(Bloomberg) -- Traders in India’s foreign-exchange market are bracing for more instances of dollar shortages, as record outflows from the nation’s equities and deteriorating external finances bite.
Some Mumbai-based banks saw a dollar crunch last week, as outflows from Indian assets add to the pressure, according to Mizuho Bank Ltd. and IFA Global. The rupee dropped to a record low against the greenback on Wednesday.
Foreign investors have pulled $28 billion from Indian equities this year, while higher oil import costs and a widening current account deficit mean that everybody from investors to companies are demanding dollar for their rupee at the same time. The Reserve Bank of India said last Friday it’s trying to meet the demand through its reserves.

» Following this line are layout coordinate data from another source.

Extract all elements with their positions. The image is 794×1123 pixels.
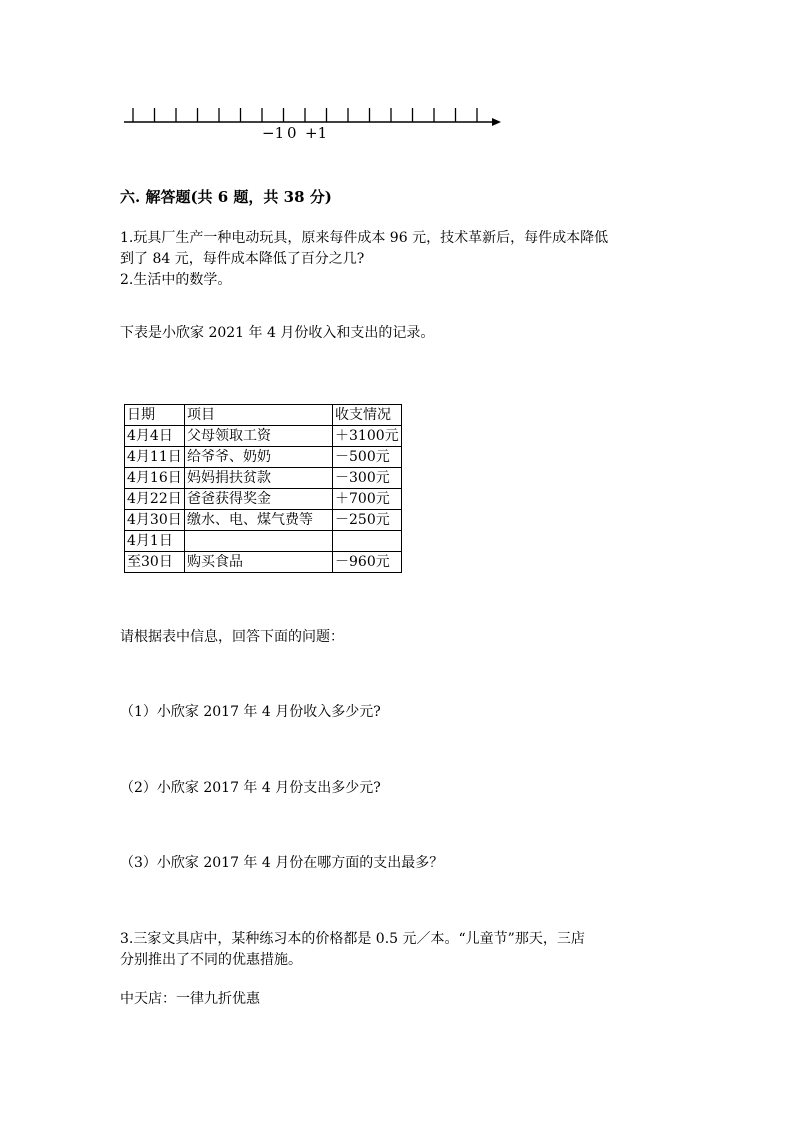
table-header-amount: 收支情况 bbox=[333, 405, 402, 426]
table-row bbox=[125, 468, 402, 489]
table-cell-amount: －500元 bbox=[333, 447, 402, 468]
number-line-label-minus1: −1 bbox=[262, 124, 285, 142]
q2-intro: 下表是小欣家 2021 年 4 月份收入和支出的记录。 bbox=[120, 325, 435, 341]
table-row bbox=[125, 531, 402, 552]
q2-title: 2.生活中的数学。 bbox=[120, 272, 232, 288]
q2-prompt: 请根据表中信息，回答下面的问题： bbox=[120, 629, 344, 645]
table-row bbox=[125, 510, 402, 531]
table-cell-item: 给爷爷、奶奶 bbox=[185, 447, 333, 468]
table-cell-date: 至30日 bbox=[125, 552, 185, 573]
table-cell-item: 妈妈捐扶贫款 bbox=[185, 468, 333, 489]
table-cell-date: 4月1日 bbox=[125, 531, 185, 552]
table-cell-item: 爸爸获得奖金 bbox=[185, 489, 333, 510]
q2-sub1: （1）小欣家 2017 年 4 月份收入多少元? bbox=[120, 704, 381, 720]
q2-sub3: （3）小欣家 2017 年 4 月份在哪方面的支出最多？ bbox=[120, 855, 444, 871]
table-header-row bbox=[125, 405, 402, 426]
table-cell-date: 4月16日 bbox=[125, 468, 185, 489]
number-line-label-0: 0 bbox=[287, 124, 297, 142]
table-row bbox=[125, 552, 402, 573]
table-cell-amount bbox=[333, 531, 402, 552]
q2-sub2: （2）小欣家 2017 年 4 月份支出多少元? bbox=[120, 780, 381, 796]
number-line-label-plus1: +1 bbox=[305, 124, 328, 142]
table-cell-amount: ＋3100元 bbox=[333, 426, 402, 447]
q1-line1: 1.玩具厂生产一种电动玩具，原来每件成本 96 元，技术革新后，每件成本降低 bbox=[120, 230, 609, 246]
table-row bbox=[125, 447, 402, 468]
table-cell-date: 4月11日 bbox=[125, 447, 185, 468]
q3-store1: 中天店：一律九折优惠 bbox=[120, 991, 260, 1007]
table-cell-date: 4月30日 bbox=[125, 510, 185, 531]
table-cell-amount: －300元 bbox=[333, 468, 402, 489]
table-row bbox=[125, 426, 402, 447]
q1-line2: 到了 84 元，每件成本降低了百分之几? bbox=[120, 251, 365, 267]
table-cell-amount: ＋700元 bbox=[333, 489, 402, 510]
table-cell-amount: －250元 bbox=[333, 510, 402, 531]
q3-line1: 3.三家文具店中，某种练习本的价格都是 0.5 元／本。“儿童节”那天，三店 bbox=[120, 931, 585, 947]
table-cell-item: 父母领取工资 bbox=[185, 426, 333, 447]
table-cell-item bbox=[185, 531, 333, 552]
table-row bbox=[125, 489, 402, 510]
table-header-date: 日期 bbox=[125, 405, 185, 426]
table-header-item: 项目 bbox=[185, 405, 333, 426]
table-cell-date: 4月4日 bbox=[125, 426, 185, 447]
table-cell-item: 缴水、电、煤气费等 bbox=[185, 510, 333, 531]
table-cell-amount: －960元 bbox=[333, 552, 402, 573]
income-expense-table bbox=[124, 404, 402, 573]
number-line-arrow bbox=[492, 118, 501, 126]
section-title: 六. 解答题(共 6 题，共 38 分) bbox=[120, 188, 332, 206]
q3-line2: 分别推出了不同的优惠措施。 bbox=[120, 952, 302, 968]
table-cell-date: 4月22日 bbox=[125, 489, 185, 510]
number-line-ticks bbox=[133, 108, 477, 122]
table-cell-item: 购买食品 bbox=[185, 552, 333, 573]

“The shortage of cash dollars and lower forward premia could become self-perpetuating for the rupee,” said Madhavi Arora, lead economist at Emkay Global Financial Services Ltd. “These factors could pressurize spot rupee, further compounded by exporters also holding on to their earnings in anticipation of a further rupee slide,” she said.
The rupee has declined 5.8% this year, hitting a new record low of 78.9837 a dollar on Wednesday. The RBI has been seeking to smooth out the decline, as rate hikes by the Federal Reserve pull capital away from emerging markets, though its efforts may be contributing to the dollar shortage.
The RBI has recently ramped up intervention in the forward markets to slow the rupee’s drop, a strategy that sees it run down its forward-dollar book instead of spending much reserves in the spot market. That has led to annualized one-year dollar-rupee premium dropping below 3%, its lowest in more than a decade.
That, however, spurs importers to buy dollars in the forward markets, contributing to a shortage of the greenback. A central bank spokesperson didn’t immediately respond to an emailed request for comment.
“An organic cash dollar shortage emerges from the likelihood of a balance of payments deficit in FY23,” said Vivek Kumar, economist at QuantEco Research. “Under normal circumstances, this ought to have been met by the central bank supplying dollars in the market by drawing down its reserves. However, the use of buy/sell swaps by the RBI could potentially accentuate the shortage amidst importers getting incentivized to increase their hedge ratios.”
Foreign currency reserves held by the RBI have dropped to $590 billion, according to data released last Friday, down about $40 billion from the start of the year. It may have spent about $15 billion in the forwards market since April, according to DBS Bank Ltd.
The rupee may continue to remain under pressure amid deteriorating external finances and risk-off sentiment, according to strategists at Goldman Sachs Group Inc., who see India’s balance of payments deficit at $40 billion in 2022, compared with a surplus of $55 billion in 2021.